My problem with this is that you seem to be wanting to 'force' two words to be the same thing. The two terms are often used in connection with the same phenomenon, of course, but that's a different matter. Perhaps you have read about some phenomenon and what is written may have caused you to associate the terms more closely together than is normal. I think you need to read around and see how the two terms are used in general and that may resolve your apparent confusion.

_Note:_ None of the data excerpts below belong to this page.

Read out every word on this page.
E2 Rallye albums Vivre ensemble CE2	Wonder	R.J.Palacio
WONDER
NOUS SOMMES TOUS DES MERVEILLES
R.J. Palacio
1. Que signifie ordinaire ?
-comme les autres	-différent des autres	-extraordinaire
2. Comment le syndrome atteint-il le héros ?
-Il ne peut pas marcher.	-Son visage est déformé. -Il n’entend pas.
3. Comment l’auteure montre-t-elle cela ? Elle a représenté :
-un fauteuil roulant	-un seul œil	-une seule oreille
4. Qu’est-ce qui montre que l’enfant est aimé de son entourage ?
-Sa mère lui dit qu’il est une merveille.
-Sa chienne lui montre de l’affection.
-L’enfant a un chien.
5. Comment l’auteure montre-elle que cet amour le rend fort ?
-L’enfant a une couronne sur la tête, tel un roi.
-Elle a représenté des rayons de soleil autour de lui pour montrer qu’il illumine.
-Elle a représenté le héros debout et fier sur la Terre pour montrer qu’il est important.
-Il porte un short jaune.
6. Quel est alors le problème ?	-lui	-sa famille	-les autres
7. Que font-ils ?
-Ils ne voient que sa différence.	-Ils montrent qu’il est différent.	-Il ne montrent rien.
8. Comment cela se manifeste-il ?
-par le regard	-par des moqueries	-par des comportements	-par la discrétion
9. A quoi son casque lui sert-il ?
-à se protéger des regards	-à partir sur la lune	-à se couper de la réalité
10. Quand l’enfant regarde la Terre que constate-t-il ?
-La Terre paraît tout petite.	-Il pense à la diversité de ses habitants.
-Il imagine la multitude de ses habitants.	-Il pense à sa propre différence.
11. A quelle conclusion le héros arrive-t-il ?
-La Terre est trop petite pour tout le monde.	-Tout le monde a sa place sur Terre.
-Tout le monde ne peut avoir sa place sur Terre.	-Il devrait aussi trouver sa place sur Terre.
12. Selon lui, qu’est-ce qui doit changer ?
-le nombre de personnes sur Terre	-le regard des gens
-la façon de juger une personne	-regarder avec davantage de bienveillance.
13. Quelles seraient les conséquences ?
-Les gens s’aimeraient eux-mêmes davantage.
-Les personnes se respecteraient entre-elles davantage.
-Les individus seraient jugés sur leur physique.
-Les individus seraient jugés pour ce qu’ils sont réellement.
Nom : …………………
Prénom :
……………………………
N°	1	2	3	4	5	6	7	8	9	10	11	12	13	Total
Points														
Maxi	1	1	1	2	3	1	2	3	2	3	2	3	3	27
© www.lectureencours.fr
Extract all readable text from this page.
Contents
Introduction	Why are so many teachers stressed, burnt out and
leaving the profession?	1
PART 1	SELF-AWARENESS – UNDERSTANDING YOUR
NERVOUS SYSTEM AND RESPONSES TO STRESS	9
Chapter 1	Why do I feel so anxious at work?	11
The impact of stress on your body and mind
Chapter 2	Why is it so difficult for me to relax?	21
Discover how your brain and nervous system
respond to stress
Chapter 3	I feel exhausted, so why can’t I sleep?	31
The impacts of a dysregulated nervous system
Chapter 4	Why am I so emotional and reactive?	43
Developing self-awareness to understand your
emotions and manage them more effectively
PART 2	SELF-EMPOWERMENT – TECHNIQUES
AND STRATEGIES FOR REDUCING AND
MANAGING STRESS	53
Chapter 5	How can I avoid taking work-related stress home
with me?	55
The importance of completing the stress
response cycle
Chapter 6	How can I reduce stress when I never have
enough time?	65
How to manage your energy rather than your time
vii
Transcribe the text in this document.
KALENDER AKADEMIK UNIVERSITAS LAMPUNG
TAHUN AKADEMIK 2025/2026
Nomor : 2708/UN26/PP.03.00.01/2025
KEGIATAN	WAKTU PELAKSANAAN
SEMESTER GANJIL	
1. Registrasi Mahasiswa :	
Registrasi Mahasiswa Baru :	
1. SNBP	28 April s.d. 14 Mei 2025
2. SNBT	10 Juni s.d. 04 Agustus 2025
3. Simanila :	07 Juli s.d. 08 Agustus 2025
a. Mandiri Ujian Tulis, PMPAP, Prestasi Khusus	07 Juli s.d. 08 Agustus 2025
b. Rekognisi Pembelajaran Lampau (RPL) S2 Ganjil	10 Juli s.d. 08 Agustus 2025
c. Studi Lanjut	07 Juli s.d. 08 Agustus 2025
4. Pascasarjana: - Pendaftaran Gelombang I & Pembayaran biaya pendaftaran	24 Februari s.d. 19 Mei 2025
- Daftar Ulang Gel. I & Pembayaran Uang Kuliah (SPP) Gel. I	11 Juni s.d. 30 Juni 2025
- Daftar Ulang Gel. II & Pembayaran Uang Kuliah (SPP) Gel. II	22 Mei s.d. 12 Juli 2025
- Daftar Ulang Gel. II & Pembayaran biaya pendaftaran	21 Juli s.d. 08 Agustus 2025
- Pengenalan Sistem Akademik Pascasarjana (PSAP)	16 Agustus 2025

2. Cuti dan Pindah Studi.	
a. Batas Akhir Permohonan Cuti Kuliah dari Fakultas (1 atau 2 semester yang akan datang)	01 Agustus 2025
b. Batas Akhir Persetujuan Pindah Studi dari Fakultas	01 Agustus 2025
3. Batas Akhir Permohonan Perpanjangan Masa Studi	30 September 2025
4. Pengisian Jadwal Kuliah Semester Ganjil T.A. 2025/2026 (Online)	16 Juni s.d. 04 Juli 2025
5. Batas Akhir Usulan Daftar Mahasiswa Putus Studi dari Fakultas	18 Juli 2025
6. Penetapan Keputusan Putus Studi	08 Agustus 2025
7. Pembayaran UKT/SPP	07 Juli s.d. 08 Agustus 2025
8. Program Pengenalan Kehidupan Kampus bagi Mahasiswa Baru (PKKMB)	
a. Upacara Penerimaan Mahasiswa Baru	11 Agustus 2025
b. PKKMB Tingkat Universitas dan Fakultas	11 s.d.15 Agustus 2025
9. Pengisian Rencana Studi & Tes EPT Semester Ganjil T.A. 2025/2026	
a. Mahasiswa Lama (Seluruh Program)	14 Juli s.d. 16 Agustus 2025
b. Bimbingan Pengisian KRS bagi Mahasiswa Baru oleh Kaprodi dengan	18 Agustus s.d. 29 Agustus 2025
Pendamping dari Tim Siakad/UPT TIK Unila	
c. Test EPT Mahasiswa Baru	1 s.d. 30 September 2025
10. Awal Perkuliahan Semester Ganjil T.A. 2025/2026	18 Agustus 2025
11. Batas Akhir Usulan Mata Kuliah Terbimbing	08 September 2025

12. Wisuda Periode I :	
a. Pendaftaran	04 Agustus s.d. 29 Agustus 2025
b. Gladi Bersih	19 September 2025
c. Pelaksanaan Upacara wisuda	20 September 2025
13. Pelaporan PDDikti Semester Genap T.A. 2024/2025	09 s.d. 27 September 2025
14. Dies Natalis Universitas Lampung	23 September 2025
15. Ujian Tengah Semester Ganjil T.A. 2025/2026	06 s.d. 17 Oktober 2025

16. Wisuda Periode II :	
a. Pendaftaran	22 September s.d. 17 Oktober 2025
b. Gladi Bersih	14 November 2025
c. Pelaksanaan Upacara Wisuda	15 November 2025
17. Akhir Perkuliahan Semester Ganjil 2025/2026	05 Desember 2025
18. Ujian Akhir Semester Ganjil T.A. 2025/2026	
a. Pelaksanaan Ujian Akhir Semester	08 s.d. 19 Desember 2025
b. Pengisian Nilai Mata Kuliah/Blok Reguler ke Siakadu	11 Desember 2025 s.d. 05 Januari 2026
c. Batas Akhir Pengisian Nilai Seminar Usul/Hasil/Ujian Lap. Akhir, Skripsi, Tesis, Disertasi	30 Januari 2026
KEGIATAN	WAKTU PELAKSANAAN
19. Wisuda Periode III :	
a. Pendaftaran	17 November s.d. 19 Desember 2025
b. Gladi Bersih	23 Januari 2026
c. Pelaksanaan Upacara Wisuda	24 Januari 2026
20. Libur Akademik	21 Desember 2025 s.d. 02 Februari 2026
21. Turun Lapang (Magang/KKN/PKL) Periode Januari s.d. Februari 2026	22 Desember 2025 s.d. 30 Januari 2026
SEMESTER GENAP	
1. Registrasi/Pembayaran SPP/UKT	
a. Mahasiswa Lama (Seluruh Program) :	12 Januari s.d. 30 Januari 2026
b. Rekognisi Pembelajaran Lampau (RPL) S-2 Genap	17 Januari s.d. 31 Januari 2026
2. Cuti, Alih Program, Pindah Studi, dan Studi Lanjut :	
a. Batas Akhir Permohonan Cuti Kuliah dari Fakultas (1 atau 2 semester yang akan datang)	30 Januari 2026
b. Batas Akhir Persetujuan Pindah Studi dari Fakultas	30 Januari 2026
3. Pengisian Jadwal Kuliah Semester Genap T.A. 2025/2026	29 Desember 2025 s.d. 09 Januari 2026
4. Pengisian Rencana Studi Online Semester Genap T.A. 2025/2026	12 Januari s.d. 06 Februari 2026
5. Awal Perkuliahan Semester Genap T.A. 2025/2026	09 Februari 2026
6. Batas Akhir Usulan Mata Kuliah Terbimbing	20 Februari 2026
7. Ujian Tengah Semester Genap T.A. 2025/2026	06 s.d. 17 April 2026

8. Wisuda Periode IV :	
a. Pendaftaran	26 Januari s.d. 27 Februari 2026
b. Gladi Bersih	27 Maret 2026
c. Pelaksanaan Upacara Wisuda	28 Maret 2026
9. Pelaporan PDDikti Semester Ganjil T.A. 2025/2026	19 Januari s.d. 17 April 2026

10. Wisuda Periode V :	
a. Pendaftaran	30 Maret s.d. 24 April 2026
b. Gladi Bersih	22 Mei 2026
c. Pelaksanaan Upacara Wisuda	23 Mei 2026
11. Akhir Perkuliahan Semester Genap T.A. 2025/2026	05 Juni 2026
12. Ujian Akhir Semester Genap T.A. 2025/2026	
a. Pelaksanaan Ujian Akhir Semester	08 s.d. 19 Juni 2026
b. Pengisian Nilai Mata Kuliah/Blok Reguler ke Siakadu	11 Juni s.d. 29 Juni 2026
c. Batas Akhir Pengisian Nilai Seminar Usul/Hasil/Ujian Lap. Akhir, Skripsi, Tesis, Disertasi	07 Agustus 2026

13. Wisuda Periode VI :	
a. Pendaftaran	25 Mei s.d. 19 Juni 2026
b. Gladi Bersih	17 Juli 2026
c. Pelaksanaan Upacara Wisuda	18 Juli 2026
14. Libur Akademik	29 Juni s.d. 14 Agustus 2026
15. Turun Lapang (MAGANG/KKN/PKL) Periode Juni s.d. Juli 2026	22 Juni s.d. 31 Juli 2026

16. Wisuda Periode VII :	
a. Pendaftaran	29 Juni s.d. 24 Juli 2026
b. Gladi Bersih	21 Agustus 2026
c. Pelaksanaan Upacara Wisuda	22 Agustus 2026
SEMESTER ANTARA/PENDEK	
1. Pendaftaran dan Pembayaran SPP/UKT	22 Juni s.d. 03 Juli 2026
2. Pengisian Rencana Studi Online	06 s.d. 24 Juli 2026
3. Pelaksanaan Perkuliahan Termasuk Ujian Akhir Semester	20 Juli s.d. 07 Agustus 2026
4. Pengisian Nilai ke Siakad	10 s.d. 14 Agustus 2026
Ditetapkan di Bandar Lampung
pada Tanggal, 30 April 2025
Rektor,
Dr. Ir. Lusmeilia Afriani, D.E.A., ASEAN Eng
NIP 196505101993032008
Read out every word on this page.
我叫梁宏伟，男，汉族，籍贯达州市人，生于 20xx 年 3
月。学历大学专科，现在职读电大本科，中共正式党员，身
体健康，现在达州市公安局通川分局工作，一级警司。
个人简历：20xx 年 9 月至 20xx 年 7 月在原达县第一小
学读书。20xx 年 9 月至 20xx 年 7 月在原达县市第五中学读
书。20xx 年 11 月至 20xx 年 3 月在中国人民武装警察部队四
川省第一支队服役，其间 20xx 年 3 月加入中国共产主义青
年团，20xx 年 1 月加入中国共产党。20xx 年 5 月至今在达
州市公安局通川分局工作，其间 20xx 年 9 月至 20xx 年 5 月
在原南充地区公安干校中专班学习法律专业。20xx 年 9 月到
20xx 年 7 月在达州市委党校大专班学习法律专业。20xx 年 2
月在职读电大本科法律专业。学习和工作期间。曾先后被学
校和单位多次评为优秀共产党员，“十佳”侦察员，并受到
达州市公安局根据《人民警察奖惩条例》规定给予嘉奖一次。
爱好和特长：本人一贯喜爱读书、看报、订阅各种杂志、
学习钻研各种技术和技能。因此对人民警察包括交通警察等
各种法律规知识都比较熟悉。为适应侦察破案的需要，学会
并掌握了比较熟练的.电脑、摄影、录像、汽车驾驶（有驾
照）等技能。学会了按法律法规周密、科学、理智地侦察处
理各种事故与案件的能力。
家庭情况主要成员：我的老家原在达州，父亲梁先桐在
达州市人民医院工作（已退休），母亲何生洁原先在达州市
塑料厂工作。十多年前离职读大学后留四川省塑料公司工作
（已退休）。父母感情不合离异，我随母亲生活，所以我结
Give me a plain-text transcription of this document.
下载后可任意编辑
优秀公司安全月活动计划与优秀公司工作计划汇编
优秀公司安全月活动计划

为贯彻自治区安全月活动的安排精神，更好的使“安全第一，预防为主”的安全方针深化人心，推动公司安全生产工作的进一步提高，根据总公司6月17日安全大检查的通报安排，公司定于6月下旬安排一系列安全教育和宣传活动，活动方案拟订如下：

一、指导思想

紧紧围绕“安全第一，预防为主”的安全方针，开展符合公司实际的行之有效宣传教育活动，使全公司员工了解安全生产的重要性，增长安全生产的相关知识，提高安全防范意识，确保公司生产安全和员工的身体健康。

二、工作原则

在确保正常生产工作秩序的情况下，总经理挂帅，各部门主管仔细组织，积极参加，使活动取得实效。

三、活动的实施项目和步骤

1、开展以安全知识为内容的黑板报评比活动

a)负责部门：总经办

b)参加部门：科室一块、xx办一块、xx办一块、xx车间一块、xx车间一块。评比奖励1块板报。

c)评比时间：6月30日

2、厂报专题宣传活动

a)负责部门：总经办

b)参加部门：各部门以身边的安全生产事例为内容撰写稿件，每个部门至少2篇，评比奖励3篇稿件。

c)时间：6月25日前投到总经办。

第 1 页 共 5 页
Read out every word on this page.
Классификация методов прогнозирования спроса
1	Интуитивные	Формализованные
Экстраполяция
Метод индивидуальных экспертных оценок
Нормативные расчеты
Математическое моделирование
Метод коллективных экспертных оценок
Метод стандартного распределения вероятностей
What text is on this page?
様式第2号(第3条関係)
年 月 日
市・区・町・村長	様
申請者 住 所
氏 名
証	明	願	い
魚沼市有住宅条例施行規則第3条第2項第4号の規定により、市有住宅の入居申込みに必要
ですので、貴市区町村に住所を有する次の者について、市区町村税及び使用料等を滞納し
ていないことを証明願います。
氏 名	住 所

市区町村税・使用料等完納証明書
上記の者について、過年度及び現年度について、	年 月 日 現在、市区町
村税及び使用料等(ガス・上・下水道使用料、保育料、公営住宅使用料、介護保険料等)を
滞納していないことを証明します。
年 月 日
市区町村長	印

You need coherence between two waves for standing waves to occur and, given the right conditions, you can get 'resonance' with a standing wave pattern but in this case, the incident wave is from the same source as the other wave (the reflected wave). You can also produce a standing wave / interference pattern from two independent sources of identical frequency. These would be called coherent sources but in practice, this is only achievable at RF frequencies or lower with very stable oscillators. I doubt that even the levels of coherence achievable with lasers would allow this to be done optically - although someone may be able to quote an example. But that is not resonance - it's just stable interference between two sources. For resonance, the same wave travels back and forth many (thousands, even) times - if you do something to upset the self-coherence of the waves involved (changing the length of the paths involved by vibrating the reflecting ends, for instance) then the resonance will break down.
I could go on . . . .
In a standing wave, the range of wavelengths (where coherence comes in) involved will affect the 'sharpness' of the standing wave. To get a resonance on a string requires a range of excitation frequencies which are close to the natural modes of the string. Where there are no losses, the frequencies have to be exact.